The best class instructors earn the best salaries the market offers, bringing enhanced value to their fitness organisations, but pay is only one factor when it comes to attracting and retaining the best staff.
This was the consensus reached in HCM's recent Talking Point article on instructor pay
Four industry experts responded to a central question: with participation in group exercise growing fast and the role of the instructor never more important, have rates of pay increased at a fair pace?
Mark Talley, group fitness manager at Everyone Active, said: "Our instructor pay reflects markets rates and demand for certain skills, while also ensuring consumer costs remain affordable.
"Operating our community-focused services with a commercial head ensures we're able to offer wages that compete with private providers, while successfully navigating the changing landscape of local authority leisure provision, which is increasingly characterised by tighter budgets and growing demand."
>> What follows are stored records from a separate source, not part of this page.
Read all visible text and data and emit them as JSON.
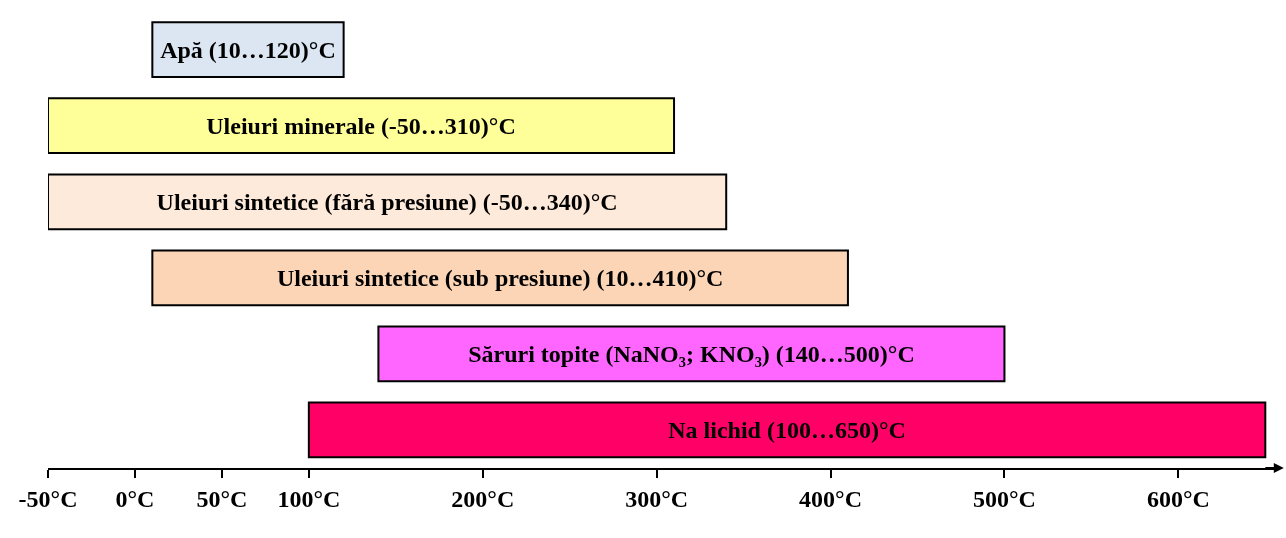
{
  "chart_data": {
    "type": "bar",
    "orientation": "horizontal",
    "categories": [
      "Apă (10…120)°C",
      "Uleiuri minerale (-50…310)°C",
      "Uleiuri sintetice (fără presiune) (-50…340)°C",
      "Uleiuri sintetice (sub presiune) (10…410)°C",
      "Săruri topite (NaNO₃; KNO₃) (140…500)°C",
      "Na lichid (100…650)°C"
    ],
    "base": [
      10,
      -50,
      -50,
      10,
      140,
      100
    ],
    "values": [
      110,
      360,
      390,
      400,
      360,
      550
    ],
    "colors": [
      "#dce6f2",
      "#ffff99",
      "#fdeada",
      "#fbd5b5",
      "#ff66ff",
      "#ff0066"
    ],
    "xlim": [
      -50,
      655
    ],
    "xticks": [
      {
        "value": -50,
        "label": "-50°C"
      },
      {
        "value": 0,
        "label": "0°C"
      },
      {
        "value": 50,
        "label": "50°C"
      },
      {
        "value": 100,
        "label": "100°C"
      },
      {
        "value": 200,
        "label": "200°C"
      },
      {
        "value": 300,
        "label": "300°C"
      },
      {
        "value": 400,
        "label": "400°C"
      },
      {
        "value": 500,
        "label": "500°C"
      },
      {
        "value": 600,
        "label": "600°C"
      }
    ],
    "tick_labels": "x"
  }
}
Talley, along with Andy Tee of V1be and Colin Waggett of Third Space, points out that pay is part of a package, with facilities, training, opportunities for progression and the ethos of a brand also being important considerations for instructors in deciding where to work.
The added value of good instructors was stressed by Jean-ann Marnoch, instructor experience director at Les Mills UK, who said: "Good instructors are able to create a community in their class, connecting members with each other and themselves, which in turn leads to retention.
"You can't build this type of community around a treadmill. Boutiques have recognised this, but many other operators have not."
Tee said that if wages were pushed higher, many studios might struggle to pay, which could lead to an increase in virtual classes., but that “On the flip side, it might lead to more people entering the industry as class instructors, as opposed to the recent surge we've seen in people qualifying as PTs."
Waggett said the comparatively recent development of instructors earning higher rates of pay is leading to more of them viewing what they do as a career, rather than a hobby or a part-time job to complement their day job.